В данном случае они себе растят преемников, расставляют своих детей не на идеологические посты, которые они традиционно презирают, а, конечно же, в корпорациях. Поэтому мы видим, что дети крупнейших министров становятся топ-менеджерами в корпорациях, связанных с углеводородом. Поэтому эта сила продолжает свое движение. Альтернатива ей неясна. Потому что та альтернатива, которую хочу видеть я, не должна привести к очередному краху суверенитета и к очередному витку исторических бедствий. Это все-таки должны быть люди, возможно, духовные маргиналы, но с народнической подкладкой, — ни в коем случае не сытые образованцы, которых устраивает быть одним из сегментов и взять на себя эту деловую роль договариваться с Западом. Я думаю, что есть сознательное беспамятство, сознательное небрежение идеями, сознательное нежелание задумываться. Может быть, наедине с собой они задумываются, но публично это считается некрасивым, неправильным, немодным, неразумным. Это считается безумием. И поэтому эта проблема не преодолена в России. Другое дело, а куда всему двигаться? Я верю в таких людей — творческих, но при этом любящих Родину, чувствующих судьбу России, свободомыслящих, но неготовых к очередному самоубийству страны.
— Только что прошла годовщина рокировки. У меня единственный вопрос на всю страну, никто вам его больше не задаст. Имеет ли отношение к Третьей силе Дмитрий Медведев? Со всей своей включенностью в бюрократические складки власти и неистребимой тягой к демократическому единомыслию?
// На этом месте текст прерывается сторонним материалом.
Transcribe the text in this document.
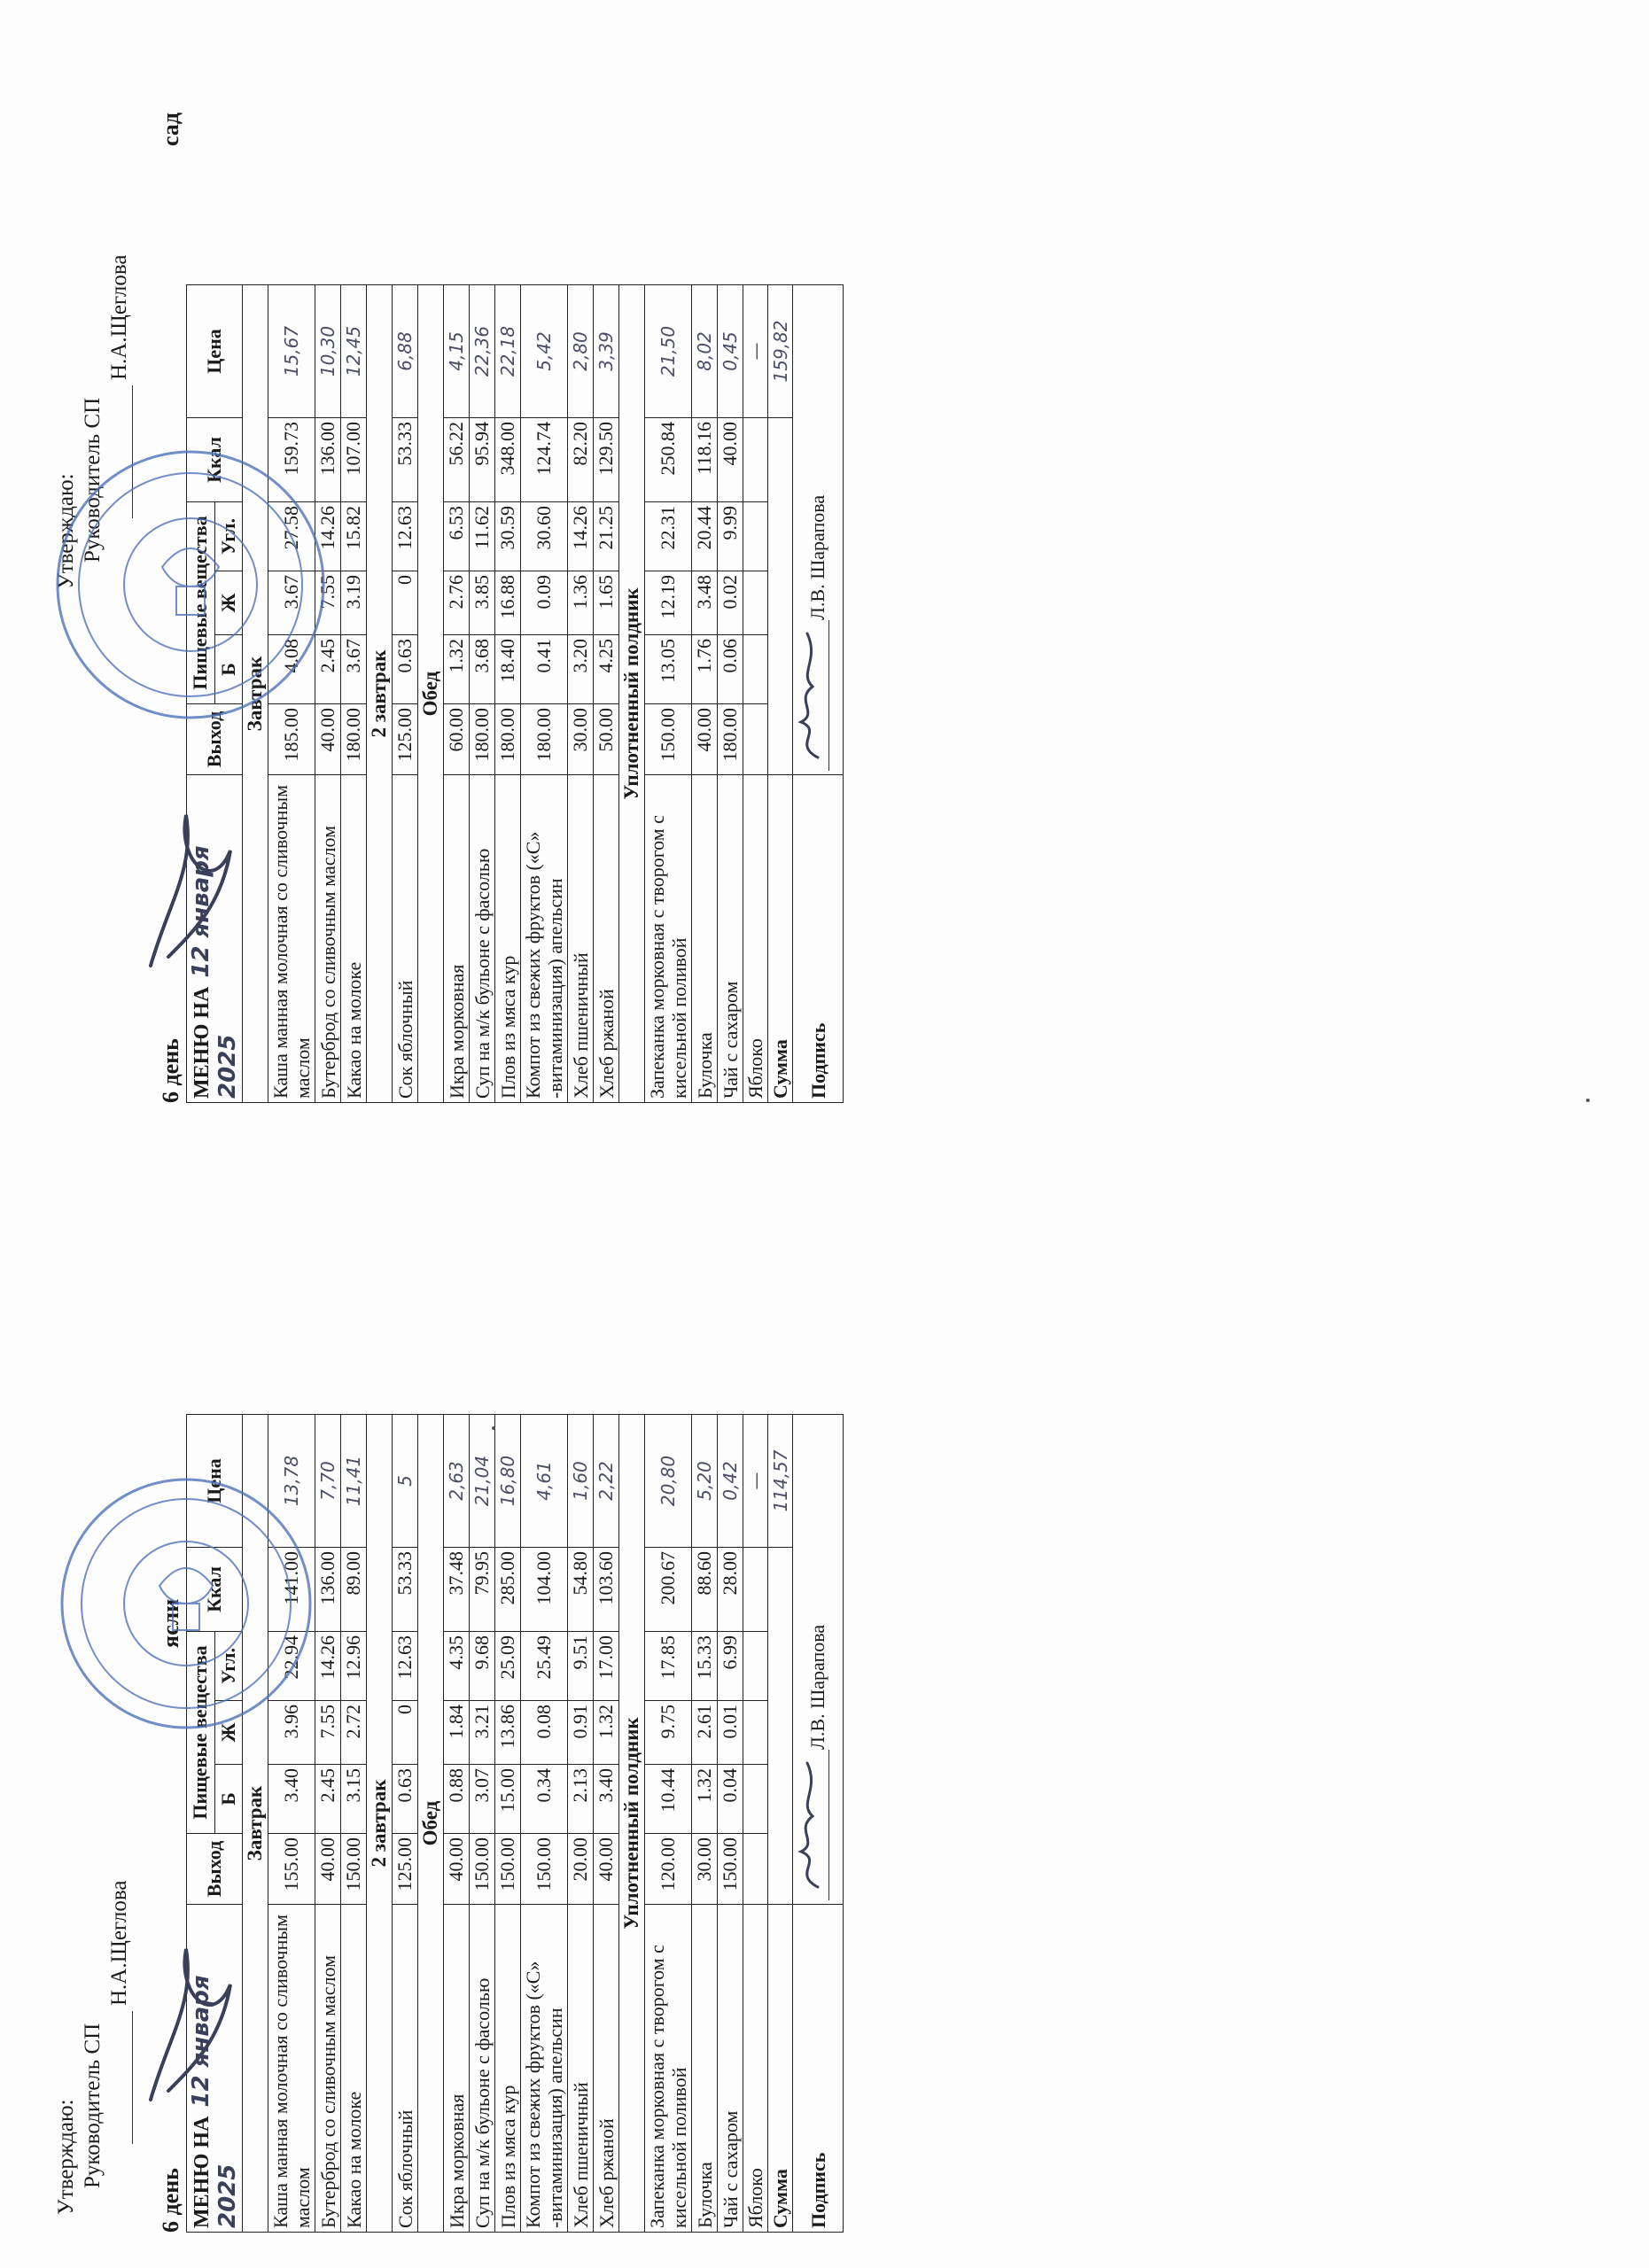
Утверждаю: Руководитель СП
Н.А.Щеглова
6 день
ясли
МЕНЮ НА12 января 2025	Выход	Пищевые вещества			Ккал	Цена
		Б	Ж	Угл.		
Завтрак						
Каша манная молочная со сливочным маслом	155.00	3.40	3.96	22.94	141.00	13,78
Бутерброд со сливочным маслом	40.00	2.45	7.55	14.26	136.00	7,70
Какао на молоке	150.00	3.15	2.72	12.96	89.00	11,41
2 завтрак						
Сок яблочный	125.00	0.63	0	12.63	53.33	5
Обед						
Икра морковная	40.00	0.88	1.84	4.35	37.48	2,63
Суп на м/к бульоне с фасолью	150.00	3.07	3.21	9.68	79.95	21,04
Плов из мяса кур	150.00	15.00	13.86	25.09	285.00	16,80
Компот из свежих фруктов («С» -витаминизация) апельсин	150.00	0.34	0.08	25.49	104.00	4,61
Хлеб пшеничный	20.00	2.13	0.91	9.51	54.80	1,60
Хлеб ржаной	40.00	3.40	1.32	17.00	103.60	2,22
Уплотненный полдник						
Запеканка морковная с творогом с кисельной поливой	120.00	10.44	9.75	17.85	200.67	20,80
Булочка	30.00	1.32	2.61	15.33	88.60	5,20
Чай с сахаром	150.00	0.04	0.01	6.99	28.00	0,42
Яблоко						—
Сумма						114,57
Подпись	Л.В. Шарапова					
Утверждаю: Руководитель СП
Н.А.Щеглова
6 день
сад
МЕНЮ НА12 января 2025	Выход	Пищевые вещества			Ккал	Цена
		Б	Ж	Угл.		
Завтрак						
Каша манная молочная со сливочным маслом	185.00	4.08	3.67	27.58	159.73	15,67
Бутерброд со сливочным маслом	40.00	2.45	7.55	14.26	136.00	10,30
Какао на молоке	180.00	3.67	3.19	15.82	107.00	12,45
2 завтрак						
Сок яблочный	125.00	0.63	0	12.63	53.33	6,88
Обед						
Икра морковная	60.00	1.32	2.76	6.53	56.22	4,15
Суп на м/к бульоне с фасолью	180.00	3.68	3.85	11.62	95.94	22,36
Плов из мяса кур	180.00	18.40	16.88	30.59	348.00	22,18
Компот из свежих фруктов («С» -витаминизация) апельсин	180.00	0.41	0.09	30.60	124.74	5,42
Хлеб пшеничный	30.00	3.20	1.36	14.26	82.20	2,80
Хлеб ржаной	50.00	4.25	1.65	21.25	129.50	3,39
Уплотненный полдник						
Запеканка морковная с творогом с кисельной поливой	150.00	13.05	12.19	22.31	250.84	21,50
Булочка	40.00	1.76	3.48	20.44	118.16	8,02
Чай с сахаром	180.00	0.06	0.02	9.99	40.00	0,45
Яблоко						—
Сумма						159,82
Подпись	Л.В. Шарапова					
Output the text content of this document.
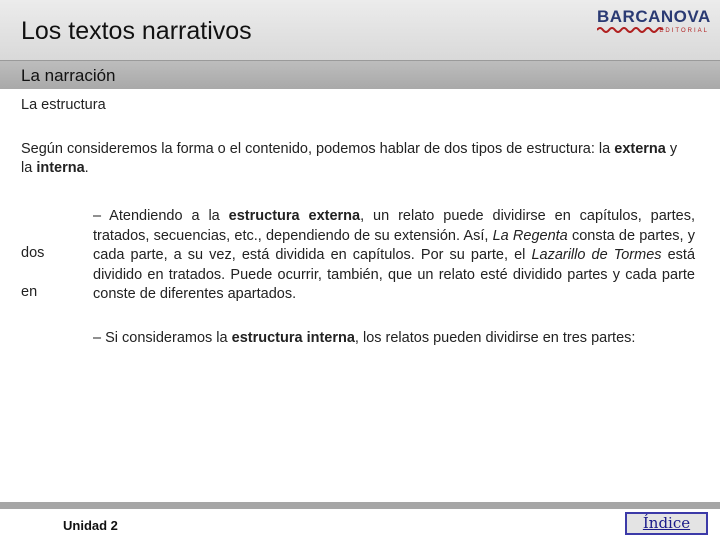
Los textos narrativos
BARCANOVA
EDITORIAL
La narración
La estructura
Según consideremos la forma o el contenido, podemos hablar de dos tipos de estructura: la externa y la interna.
dos
en
– Atendiendo a la estructura externa, un relato puede dividirse en capítulos, partes, tratados, secuencias, etc., dependiendo de su extensión. Así, La Regenta consta de partes, y cada parte, a su vez, está dividida en capítulos. Por su parte, el Lazarillo de Tormes está dividido en tratados. Puede ocurrir, también, que un relato esté dividido partes y cada parte conste de diferentes apartados.
– Si consideramos la estructura interna, los relatos pueden dividirse en tres partes:
Unidad 2	Índice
— Медведев? Определенные ожидания были связаны с ним только в том плане, что он мог демократизировать процесс, осуществить некоторые необходимые азы и дать больше пространства и воздуха разным силам. Сам по себе как игрок он мне кажется неинтересным. И в этом смысле я думаю, что он человек беспамятный и, может быть, даже где-то более циничный по отношению ко многим вещам, чем Путин. Но это неважно. Я просто не знаю, как дальше будет складываться его судьба. Я думаю, что судьба в любом случае функциональна. И в этом смысле он может оказаться противовесом снова, но я мало в это верю. Я думаю, что все-таки это была и есть техническая фигура. Но, наверное, у него есть некоторые взгляды и представления, возможно, он мягче, чем Владимир Путин, а может быть, и нет. Мягче в каком смысле? По своим представлениям о внутреннем устройстве общества. Потому что есть жесткость понятная, а есть — алогичная, параноидальная, немотивированная и идущая во вред самой власти. И я уверен, что, конечно, он помягче в этом смысле. Но общий его курс — это все равно боязнь общества, боязнь истории, боязнь идей. Я думаю, что Медведев — человек со своими определенными способностями, но все же в первую очередь это функциональная единица. Я могу представить себе Медведева и в качестве Держиморды, и в качестве западника его можно наблюдать и т.д., — это человек-функция. И это как раз свойство простых людей. Медведев — юрист, но в принципе это простой человек, для которого материальные ценности и ценности правильно построенного быта, в том числе обустроенных, уютных условий для близких, конечно, важнее того, что принято называть завиральными идеями. Я противник идеологического маньячества, но я сторонник некоторых культурных кодов, которые есть и были всегда и у французских, и у американских президентов. Но это проблема, вероятно, XX века. Может быть, я слишком в ХХ веке?!